Swan wars, or A whooper at Brandon

This morning's entertainment was better than any scripted drama; better by far than the painfully contrived events of 'reality' tv and celebrity competition. This morning was real, it was vital, it was visceral - this was Swan Wars.

The early morning rain quickly convinced me that the six hides of Brandon Marsh were a better bet than trecking round an exposed Napton Reservoir or Ufton Fields. So, ever the adventurer, I struggled into the waterproofs and dashed to the hide nearest the Brandon car park - the Baldwin hide overlooking East Marsh Pool.

And yes, it was bleak at first. As I sat with a few hardy souls I found myself looking out into cold driving rain. I slowly scanned the pool, counting more than 125 shovellers, 150 lapwing and an impressive 15 snipe, along with plenty of pochards, tufted ducks, mallards, a dozen cormorant, and assorted coot, moorhen, grey heron, great crested grebes and mute swans.

Then, as the cold started to set in, I saw a swan flying in towards us and noticed a flash of yellow - fantastic, my first whooper swan in Warwickshire. Sadly, it wasn't to be with us for long.

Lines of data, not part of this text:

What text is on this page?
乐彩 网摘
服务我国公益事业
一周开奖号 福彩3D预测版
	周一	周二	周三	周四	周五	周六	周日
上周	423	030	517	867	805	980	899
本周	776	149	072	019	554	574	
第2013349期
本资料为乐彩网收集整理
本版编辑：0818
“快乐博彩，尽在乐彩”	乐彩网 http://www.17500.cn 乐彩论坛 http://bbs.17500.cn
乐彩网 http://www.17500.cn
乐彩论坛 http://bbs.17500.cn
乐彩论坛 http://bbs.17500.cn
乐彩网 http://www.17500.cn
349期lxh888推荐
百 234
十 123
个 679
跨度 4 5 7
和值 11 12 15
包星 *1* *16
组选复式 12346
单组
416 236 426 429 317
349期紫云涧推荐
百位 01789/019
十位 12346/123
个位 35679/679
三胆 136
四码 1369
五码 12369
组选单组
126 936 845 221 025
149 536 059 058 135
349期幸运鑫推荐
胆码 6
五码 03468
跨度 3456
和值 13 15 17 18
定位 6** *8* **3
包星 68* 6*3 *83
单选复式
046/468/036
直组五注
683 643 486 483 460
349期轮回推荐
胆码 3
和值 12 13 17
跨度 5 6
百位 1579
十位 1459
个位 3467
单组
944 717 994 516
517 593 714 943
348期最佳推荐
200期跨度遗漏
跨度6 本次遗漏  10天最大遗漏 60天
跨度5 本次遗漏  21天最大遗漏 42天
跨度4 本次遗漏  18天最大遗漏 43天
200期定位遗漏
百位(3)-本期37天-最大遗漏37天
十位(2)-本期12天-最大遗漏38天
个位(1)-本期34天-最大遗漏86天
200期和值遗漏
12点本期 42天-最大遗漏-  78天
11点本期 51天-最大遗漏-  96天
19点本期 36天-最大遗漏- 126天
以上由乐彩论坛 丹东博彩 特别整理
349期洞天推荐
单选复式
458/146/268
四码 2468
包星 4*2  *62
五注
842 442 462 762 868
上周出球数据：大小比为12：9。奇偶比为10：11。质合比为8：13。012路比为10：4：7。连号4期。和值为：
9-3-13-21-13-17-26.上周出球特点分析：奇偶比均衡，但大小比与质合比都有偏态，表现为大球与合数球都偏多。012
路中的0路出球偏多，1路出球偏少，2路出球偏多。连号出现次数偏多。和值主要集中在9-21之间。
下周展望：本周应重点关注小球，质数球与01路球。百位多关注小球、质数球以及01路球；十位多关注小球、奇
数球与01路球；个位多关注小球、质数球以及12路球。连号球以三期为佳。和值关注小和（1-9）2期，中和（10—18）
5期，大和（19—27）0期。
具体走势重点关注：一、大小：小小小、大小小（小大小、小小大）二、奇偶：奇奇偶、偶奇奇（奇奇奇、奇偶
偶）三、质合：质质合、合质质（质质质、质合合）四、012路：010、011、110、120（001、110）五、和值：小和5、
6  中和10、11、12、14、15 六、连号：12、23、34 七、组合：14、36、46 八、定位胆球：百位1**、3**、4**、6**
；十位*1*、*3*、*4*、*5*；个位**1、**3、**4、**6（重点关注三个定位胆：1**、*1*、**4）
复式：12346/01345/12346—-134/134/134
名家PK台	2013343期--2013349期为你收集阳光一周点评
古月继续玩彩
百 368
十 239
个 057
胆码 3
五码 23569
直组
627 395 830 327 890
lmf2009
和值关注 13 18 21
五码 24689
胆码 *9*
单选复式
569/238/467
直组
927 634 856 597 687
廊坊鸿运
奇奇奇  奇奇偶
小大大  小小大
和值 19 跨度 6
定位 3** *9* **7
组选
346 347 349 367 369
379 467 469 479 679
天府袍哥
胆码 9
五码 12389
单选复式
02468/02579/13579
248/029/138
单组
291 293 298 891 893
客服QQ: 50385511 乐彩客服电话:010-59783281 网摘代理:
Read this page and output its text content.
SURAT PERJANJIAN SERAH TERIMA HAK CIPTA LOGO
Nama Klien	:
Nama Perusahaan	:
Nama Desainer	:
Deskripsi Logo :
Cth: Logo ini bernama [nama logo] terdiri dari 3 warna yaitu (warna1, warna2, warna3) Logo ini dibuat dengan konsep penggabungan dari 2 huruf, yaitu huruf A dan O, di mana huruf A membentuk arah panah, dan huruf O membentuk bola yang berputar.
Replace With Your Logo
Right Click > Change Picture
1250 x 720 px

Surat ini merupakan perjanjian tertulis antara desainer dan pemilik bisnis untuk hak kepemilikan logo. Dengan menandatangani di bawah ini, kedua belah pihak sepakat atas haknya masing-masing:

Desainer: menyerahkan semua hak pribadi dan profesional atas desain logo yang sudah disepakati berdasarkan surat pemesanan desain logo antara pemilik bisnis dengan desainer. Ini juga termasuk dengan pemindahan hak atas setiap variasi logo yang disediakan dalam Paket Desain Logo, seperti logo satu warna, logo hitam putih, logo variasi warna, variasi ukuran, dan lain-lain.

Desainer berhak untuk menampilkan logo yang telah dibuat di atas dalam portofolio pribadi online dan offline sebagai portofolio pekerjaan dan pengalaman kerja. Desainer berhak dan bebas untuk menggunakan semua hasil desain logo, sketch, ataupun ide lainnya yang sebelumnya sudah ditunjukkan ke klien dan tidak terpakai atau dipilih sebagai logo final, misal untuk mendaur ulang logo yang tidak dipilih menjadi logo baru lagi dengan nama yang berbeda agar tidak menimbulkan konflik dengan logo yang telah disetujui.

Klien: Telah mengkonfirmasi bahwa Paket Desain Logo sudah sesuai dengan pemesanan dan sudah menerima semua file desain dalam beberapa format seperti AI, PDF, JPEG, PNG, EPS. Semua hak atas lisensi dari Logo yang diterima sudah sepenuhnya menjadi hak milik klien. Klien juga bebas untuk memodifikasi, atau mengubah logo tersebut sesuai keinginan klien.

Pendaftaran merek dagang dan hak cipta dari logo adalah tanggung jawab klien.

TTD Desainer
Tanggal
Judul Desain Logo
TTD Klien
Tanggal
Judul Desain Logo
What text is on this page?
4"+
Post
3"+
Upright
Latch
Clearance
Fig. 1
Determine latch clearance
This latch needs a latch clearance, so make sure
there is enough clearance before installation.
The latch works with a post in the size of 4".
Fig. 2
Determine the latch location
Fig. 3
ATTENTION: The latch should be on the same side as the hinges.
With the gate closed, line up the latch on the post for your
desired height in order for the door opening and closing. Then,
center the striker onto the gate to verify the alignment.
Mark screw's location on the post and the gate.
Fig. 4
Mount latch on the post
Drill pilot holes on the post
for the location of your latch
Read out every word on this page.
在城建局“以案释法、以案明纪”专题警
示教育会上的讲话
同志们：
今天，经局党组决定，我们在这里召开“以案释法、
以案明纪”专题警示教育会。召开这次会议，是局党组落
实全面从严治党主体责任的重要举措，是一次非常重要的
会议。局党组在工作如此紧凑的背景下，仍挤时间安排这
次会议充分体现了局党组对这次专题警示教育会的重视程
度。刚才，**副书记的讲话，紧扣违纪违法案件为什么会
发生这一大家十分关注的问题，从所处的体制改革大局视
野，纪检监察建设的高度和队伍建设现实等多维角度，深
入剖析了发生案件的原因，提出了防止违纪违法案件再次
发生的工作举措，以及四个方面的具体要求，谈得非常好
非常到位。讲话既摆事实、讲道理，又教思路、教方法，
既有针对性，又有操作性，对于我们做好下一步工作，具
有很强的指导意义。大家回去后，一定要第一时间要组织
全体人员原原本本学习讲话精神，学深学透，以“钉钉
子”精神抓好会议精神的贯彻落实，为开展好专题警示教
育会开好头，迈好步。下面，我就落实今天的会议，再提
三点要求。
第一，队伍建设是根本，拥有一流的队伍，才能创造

Add ImageAs soon as the whooper landed, the two resident mute swans went into action. Territorial in the extreme, they lifted their wings behind them, pushed their heads low and homed in on their target. They were an impressive sight, beautiful and menacing in equal measure, circling their arctic cousin like two pocket battleships (the photo, by gradders52, gives a good idea of the overall effect). There was no need for contact or combat though - a few passes, a few circling manouvres, and the whooper got the message - he was off.

It was a wonderful few minutes - nature as it really is: beautiful, exciting, unfair, rarely predictable and never, ever scripted. The return to the car parked yielded treecreeper, nuthatch, siskin, goldfinch, green and great-spotted woodpecker, and a dozen or more redpoll hanging from the alder trees. Well worth getting out in the rain then.

Bird of the day: Lesser Redpoll (Carduelis cabaret), a small streaky finch which is really only a winter visitor to these parts. Despite the excitement with the swans, I haven't seen redpoll for ages so, slightly unexpectedly, the redpolls were my bird of the day.

1 comment:

Keith Yates said...

Great Post! The Whooper has been hanging around for several days now but as you say the Mutes are always there to shoo him off whenever the poor soul lands!